A Long Island man who drove the getaway truck after the killing of a Yonkers woman during a 2010 home invasion was convicted of the murder Friday, officials said.
English Thomas, 29, of Uniondale, was convicted of second-degree murder and three other felony counts for his role in the murder of Sandra Hackley and the shootings of her husband Rafael Cornielle and their 12-year-old daughter, Westchester County District Attorney Janet DiFiore said.
The jury's verdict was announced at Westchester County Court in White Plains. Thomas will be sentenced May 21 and faces a maximum of 25 years to life in state prison on the murder conviction, officials said.
He is the third and final defendant convicted in Hackley's shooting death. The gunmen, Charles Parsley, 28, and Kasaun White, 30, both of Rockville Centre on Long Island, were convicted in March 2012 and are serving 75-year sentences in state prison.
Hackley, 37, was killed about 7:30 p.m. on April 21, 2010, when Parsley and White pushed their way into her Yonkers Avenue apartment and began shooting.
White dressed as a UPS deliveryman in order to fool Hackley and her husband into opening the front door for them.
Hackley was shot five times and died of her wounds at the scene.
Cornielle, now 34, survived bullet wounds to his arm, chest and leg and fled onto the street.

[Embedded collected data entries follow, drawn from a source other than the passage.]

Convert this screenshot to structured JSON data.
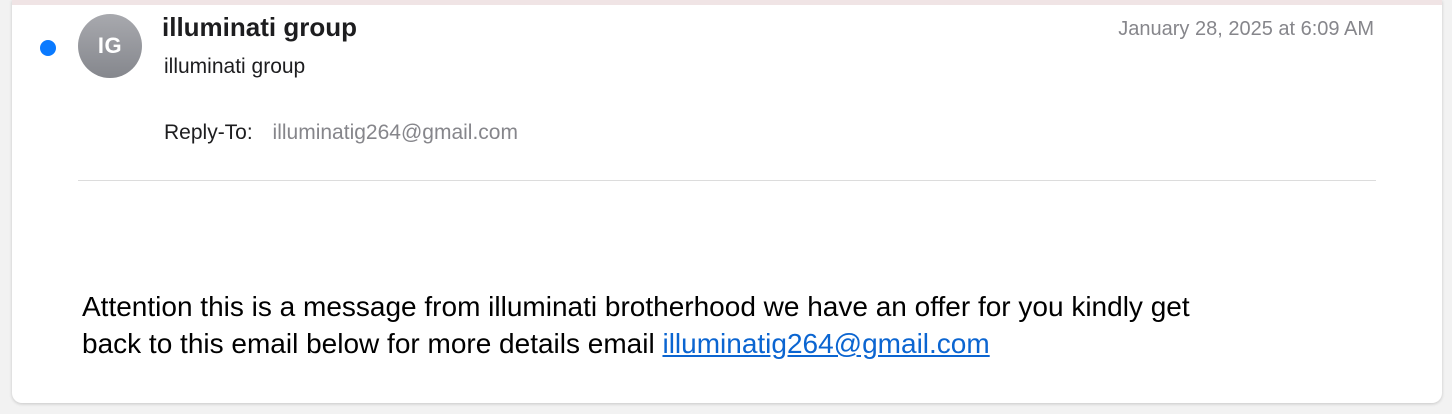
{
  "message": {
    "unread": true,
    "avatar_initials": "IG",
    "sender_name": "illuminati group",
    "sender_subline": "illuminati group",
    "timestamp": "January 28, 2025 at 6:09 AM",
    "reply_to_label": "Reply-To:",
    "reply_to_value": "illuminatig264@gmail.com",
    "body_line_1": "Attention this is a message from illuminati brotherhood  we have an offer for you kindly get",
    "body_line_2": "back to this email below for more details email ",
    "body_link": "illuminatig264@gmail.com"
  },
  "colors": {
    "unread_dot": "#0a7aff",
    "link": "#0b65d1",
    "secondary_text": "#86868b"
  }
}
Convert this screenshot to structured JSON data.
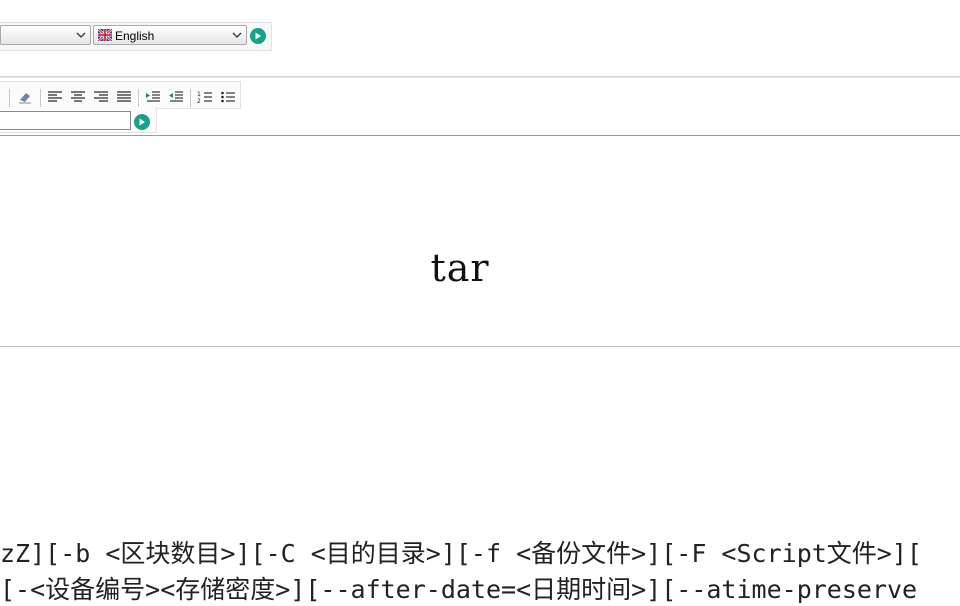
{
  "toolbar": {
    "language_select": {
      "value": "English"
    },
    "colors": {
      "accent": "#17a389"
    }
  },
  "format_toolbar": {
    "icons": [
      "eraser-icon",
      "align-left-icon",
      "align-center-icon",
      "align-right-icon",
      "align-justify-icon",
      "indent-increase-icon",
      "indent-decrease-icon",
      "ordered-list-icon",
      "unordered-list-icon"
    ]
  },
  "document": {
    "title": "tar",
    "syntax_line1": "zZ][-b <区块数目>][-C <目的目录>][-f <备份文件>][-F <Script文件>][",
    "syntax_line2": "[-<设备编号><存储密度>][--after-date=<日期时间>][--atime-preserve"
  }
}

The couple's daughter, whose name authorities did not release, was shot once in the leg.
Almost three years after the murder, prosecutors still don't know why the men targeted Hackley and her family. They acknowledged the killers specifically targeted Hackley but never identified a motive. Parsley and White did not take anything from the family's apartment after the shootings.
Cornielle testified in January, during the more than three-week trial, showing the jury his scars and recounting the events of the night his wife died.
Security cameras at the apartment building on the night of the shootings captured footage of Parsley pacing nervously in the lobby before the murder. Cameras also showed the gunmen fleeing through the front door of the apartment building, where witnesses saw them get into a dark-colored pickup truck and flee with Thomas at the wheel, officials said.
Thomas' lawyer, Gregory Watts of Brooklyn, argued that none of the camera images showed Thomas behind the wheel and that the evidence against his client was inconclusive and circumstantial.
"No DNA, no fingerprints, no bloodstains, nothing that puts my client at the location," Watts said during the trial's closing arguments.
Watts did not immediately return a call for comment.
In a statement after the verdict, DiFiore congratulated Yonkers police for solving the case.
"Innovative crime scene analysis and forensic work and continued shoe-leather investigative work encompassing the metropolitan area by the detectives of the Yonkers Police Department are what led to the convictions of the first two defendants and today's conviction of the third," DiFiore said.